Monday, March 14, 2011
Butter and Japan
Tonight I took the girls out to eat. Dinner started with an otherwise routine adjustment period of negotiating seats; removing sharp silverware; analyzing potential water spillage patterns and arranging water glasses to minimize soaking children; tucking away the unused-ever-at-our-table wine list and asking the waitress for just two more minutes. Bread was dropped off at our table, just in time to tame the hungry toddlers, and I had a flash of annoyance when I noted that the butter was frozen solid. Don’t restaurants realize frozen butter is completely unspreadable, thus rendering is useless? This always bothers me, frozen butter.
Almost as quickly as that thought entered my head, I thought, what the f&ck is wrong with me? Annoyed by frozen butter? How petty and insignificant and trivial and stupid when measured against real problems in the world.
There are so many real problems to choose from, but the earthquake/tsunami in Japan really struck a nerve in me. Maybe because I see my sister-in-law and her sister’s face in the faces of the Japanese women and because I see my niece and nephew in the faces of the children. Those Japanese genes are powerful. The footage makes me cry. The coverage makes me angry. I have officially changed my “homepage” because I am annoyed beyond belief that CNN makes me watch a 30-second commercial before I can watch their video reports. Really, CNN.com? You are going to try to sell me a car before I can see the story about the man who escaped the path of the deadly tsunami with his three-month old child? Or the report about the mother who ran to get her son from his kindergarten class and book it to higher ground? Or the residents of a home for the elderly, sitting dazed in hard plastic seat, with looks of the saddest sadness etched on their faces? And, that video making the rounds on facebook, with the sirens and the view of the horrific water sweeping away a town, will give me nightmares tonight. If I can sleep. It’s almost 1:00 and I’m still up.

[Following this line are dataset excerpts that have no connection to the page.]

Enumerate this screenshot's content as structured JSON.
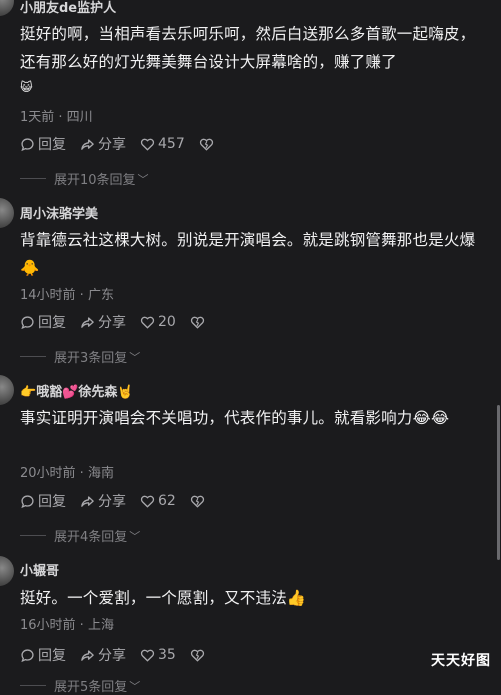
{
  "comments": [
    {
      "username": "小朋友de监护人",
      "text": "挺好的啊，当相声看去乐呵乐呵，然后白送那么多首歌一起嗨皮，还有那么好的灯光舞美舞台设计大屏幕啥的，赚了赚了",
      "sticker": "😺",
      "meta": "1天前 · 四川",
      "reply_label": "回复",
      "share_label": "分享",
      "likes": "457",
      "expand_label": "展开10条回复"
    },
    {
      "username": "周小沫骆学美",
      "text": "背靠德云社这棵大树。别说是开演唱会。就是跳钢管舞那也是火爆🐥",
      "meta": "14小时前 · 广东",
      "reply_label": "回复",
      "share_label": "分享",
      "likes": "20",
      "expand_label": "展开3条回复"
    },
    {
      "username_prefix": "👉",
      "username": "哦豁",
      "username_mid": "💕",
      "username2": "徐先森",
      "username_suffix": "🤘",
      "text": "事实证明开演唱会不关唱功，代表作的事儿。就看影响力😂😂",
      "meta": "20小时前 · 海南",
      "reply_label": "回复",
      "share_label": "分享",
      "likes": "62",
      "expand_label": "展开4条回复"
    },
    {
      "username": "小辗哥",
      "text": "挺好。一个爱割，一个愿割，又不违法👍",
      "meta": "16小时前 · 上海",
      "reply_label": "回复",
      "share_label": "分享",
      "likes": "35",
      "expand_label": "展开5条回复"
    }
  ],
  "icons": {
    "reply": "comment-bubble-icon",
    "share": "share-arrow-icon",
    "like": "heart-icon",
    "dislike": "broken-heart-icon",
    "expand": "chevron-down-icon"
  },
  "watermark": "天天好图",
  "colors": {
    "background": "#1b1b1d",
    "text": "#f1f1f2",
    "meta": "#8b8b8f"
  }
}
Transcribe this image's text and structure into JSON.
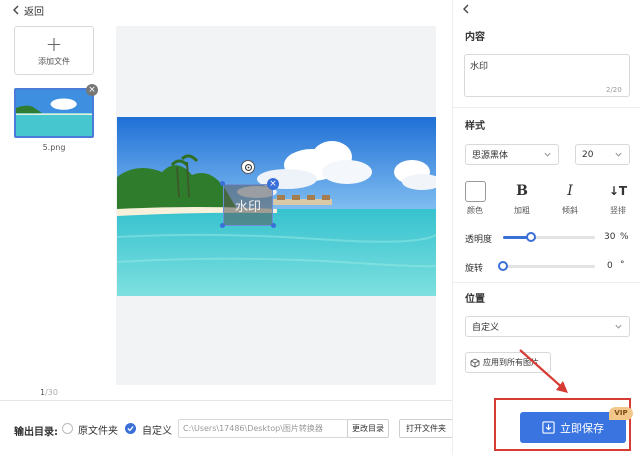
{
  "header": {
    "back_label": "返回"
  },
  "left": {
    "add_file_label": "添加文件",
    "thumbnails": [
      {
        "name": "5.png"
      }
    ],
    "page_current": "1",
    "page_total": "/30"
  },
  "watermark": {
    "text": "水印"
  },
  "output": {
    "label": "输出目录:",
    "option_original": "原文件夹",
    "option_custom": "自定义",
    "selected": "custom",
    "path": "C:\\Users\\17486\\Desktop\\图片转换器",
    "change_dir_label": "更改目录",
    "open_folder_label": "打开文件夹"
  },
  "panel": {
    "content_title": "内容",
    "content_value": "水印",
    "content_count": "2/20",
    "style_title": "样式",
    "font_family": "思源黑体",
    "font_size": "20",
    "color_label": "颜色",
    "bold_label": "加粗",
    "italic_label": "倾斜",
    "vertical_label": "竖排",
    "bold_glyph": "B",
    "italic_glyph": "I",
    "vertical_glyph": "↓T",
    "opacity_label": "透明度",
    "opacity_value": "30",
    "opacity_unit": "%",
    "opacity_fraction": 0.3,
    "rotate_label": "旋转",
    "rotate_value": "0",
    "rotate_unit": "°",
    "rotate_fraction": 0,
    "position_title": "位置",
    "position_value": "自定义",
    "apply_all_label": "应用到所有图片"
  },
  "save": {
    "label": "立即保存",
    "vip_badge": "VIP"
  },
  "colors": {
    "accent": "#3a74e0",
    "highlight": "#d63c34",
    "vip": "#f3c78a"
  }
}
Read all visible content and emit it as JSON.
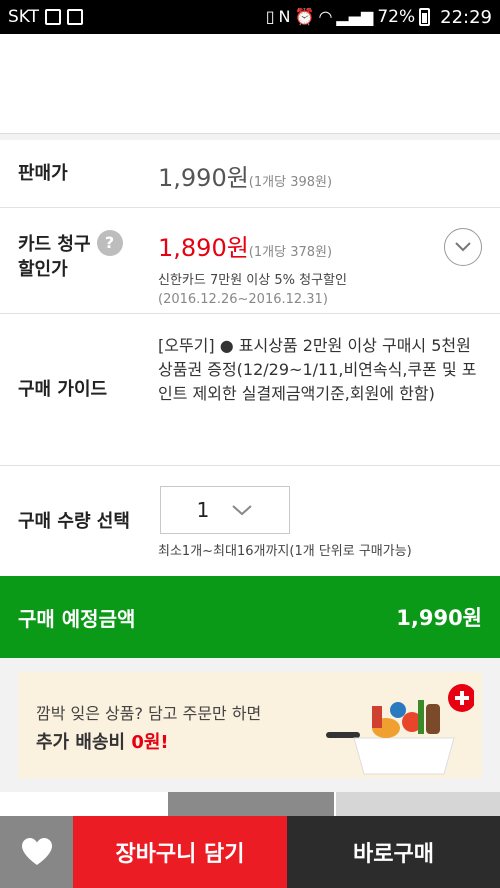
{
  "status_bar": {
    "carrier": "SKT",
    "battery": "72%",
    "time": "22:29"
  },
  "price": {
    "label": "판매가",
    "amount": "1,990원",
    "unit_price": "(1개당 398원)"
  },
  "card_discount": {
    "label_line1": "카드 청구",
    "label_line2": "할인가",
    "help_icon": "?",
    "amount": "1,890원",
    "unit_price": "(1개당 378원)",
    "description": "신한카드 7만원 이상 5% 청구할인",
    "period": "(2016.12.26~2016.12.31)"
  },
  "guide": {
    "label": "구매 가이드",
    "text": "[오뚜기] ● 표시상품 2만원 이상 구매시 5천원 상품권 증정(12/29~1/11,비연속식,쿠폰 및 포인트 제외한 실결제금액기준,회원에 한함)"
  },
  "quantity": {
    "label": "구매 수량 선택",
    "value": "1",
    "note": "최소1개~최대16개까지(1개 단위로 구매가능)"
  },
  "total": {
    "label": "구매 예정금액",
    "amount": "1,990원"
  },
  "banner": {
    "line1": "깜박 잊은 상품? 담고 주문만 하면",
    "line2_prefix": "추가 배송비 ",
    "line2_highlight": "0원!"
  },
  "bottom_bar": {
    "cart_label": "장바구니 담기",
    "buy_label": "바로구매"
  },
  "colors": {
    "accent_red": "#e60012",
    "green_bar": "#0a9a17",
    "cart_button": "#ec1c24",
    "buy_button": "#2c2c2c"
  }
}
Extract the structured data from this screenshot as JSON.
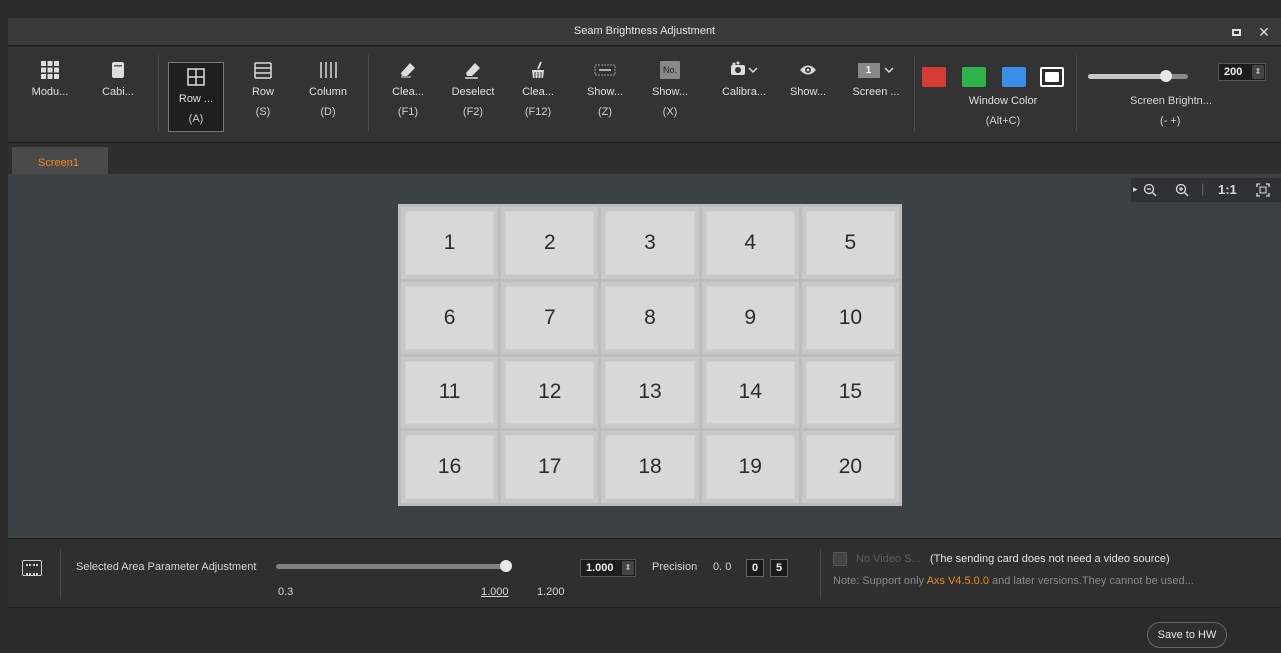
{
  "window": {
    "title": "Seam Brightness Adjustment"
  },
  "toolbar": {
    "tools": [
      {
        "label": "Modu...",
        "key": "",
        "icon": "grid-icon"
      },
      {
        "label": "Cabi...",
        "key": "",
        "icon": "cabinet-icon"
      },
      {
        "label": "Row ...",
        "key": "(A)",
        "icon": "row-column-icon"
      },
      {
        "label": "Row",
        "key": "(S)",
        "icon": "row-icon"
      },
      {
        "label": "Column",
        "key": "(D)",
        "icon": "column-icon"
      },
      {
        "label": "Clea...",
        "key": "(F1)",
        "icon": "eraser-icon"
      },
      {
        "label": "Deselect",
        "key": "(F2)",
        "icon": "deselect-icon"
      },
      {
        "label": "Clea...",
        "key": "(F12)",
        "icon": "broom-icon"
      },
      {
        "label": "Show...",
        "key": "(Z)",
        "icon": "seam-lines-icon"
      },
      {
        "label": "Show...",
        "key": "(X)",
        "icon": "number-icon"
      },
      {
        "label": "Calibra...",
        "key": "",
        "icon": "calibration-icon"
      },
      {
        "label": "Show...",
        "key": "",
        "icon": "eye-icon"
      },
      {
        "label": "Screen ...",
        "key": "",
        "icon": "screen-number-icon"
      }
    ],
    "number_icon_text": "No.",
    "screen_badge": "1",
    "window_color": {
      "label": "Window Color",
      "key": "(Alt+C)",
      "colors": [
        "#d63b34",
        "#2eb34a",
        "#3a8ee8",
        "#ffffff"
      ]
    },
    "brightness": {
      "label": "Screen Brightn...",
      "keys": "(-   +)",
      "value": "200",
      "max": 255
    }
  },
  "tabs": [
    "Screen1"
  ],
  "zoom": {
    "fit_label": "1:1"
  },
  "grid": {
    "cells": [
      "1",
      "2",
      "3",
      "4",
      "5",
      "6",
      "7",
      "8",
      "9",
      "10",
      "11",
      "12",
      "13",
      "14",
      "15",
      "16",
      "17",
      "18",
      "19",
      "20"
    ]
  },
  "bottom": {
    "adjust_label": "Selected Area Parameter Adjustment",
    "min": "0.3",
    "current": "1.000",
    "max": "1.200",
    "value_box": "1.000",
    "precision_label": "Precision",
    "precision_prefix": "0. 0",
    "precision_digit1": "0",
    "precision_digit2": "5",
    "no_video_label": "No Video S...",
    "no_video_note": "(The sending card does not need a video source)",
    "note_prefix": "Note: Support only ",
    "note_version": "Axs V4.5.0.0",
    "note_suffix": " and later versions.They cannot be used..."
  },
  "footer": {
    "save_label": "Save to HW"
  },
  "colors": {
    "accent": "#f08a1c"
  }
}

Haiti and Chile and Australia and New Orleans (so poorly handled), all recent victims of horrible, terrible, unimaginable natural disasters. And now Japan. I don’t mean to get all John Lennon and peace-y but, wow, what a different world this would be if we used our armies and resources and money and budgets helping people devastated by natural disasters, instead of “wars” and “defense.” Why can’t we mobilize our armies (which include such much needed people like doctors and nurses therapists and social workers, in other words: People who care for people) for powers of good?
It’s all so heartbreakingly sad. Tonight, after a perfectly perfect day with the girls (play school, store school, play date with a friend, dinner out, couch snuggling, book reading) I was even more grateful for home and safety and no sirens. Avery fell asleep in front of my eyes (looooong blinks to peaceful sleeeeeep) as I lay with her in her bed. And Madeline, who, an hour after she went to bed, came out into the living room and asked me for a just one more hug. Tiny, perfect moments.
Pictured above, scenes from the weekend. We tagged along with Nicole on a work trip to Boston. I am constantly amazed that my two girls have two different personalities, because I, too, sometimes fall into that trap of thinking that just because they are twins, they have the exact same personalities. Madeline’s fearless in the water. Absolutely fearless. She just jumps in, goes under, and comes up laughing. Avery loves swimming, but she requires a little more support. She will do everything Madeline does, but she needs a little more hand-holding. Just look at the looks on the faces before Nicole dunks them….Avery is so serious and focused, and Madeline is so excited and happy. Every day they teach me that mothering must be dynamic, detailed and focused. And end-user specific.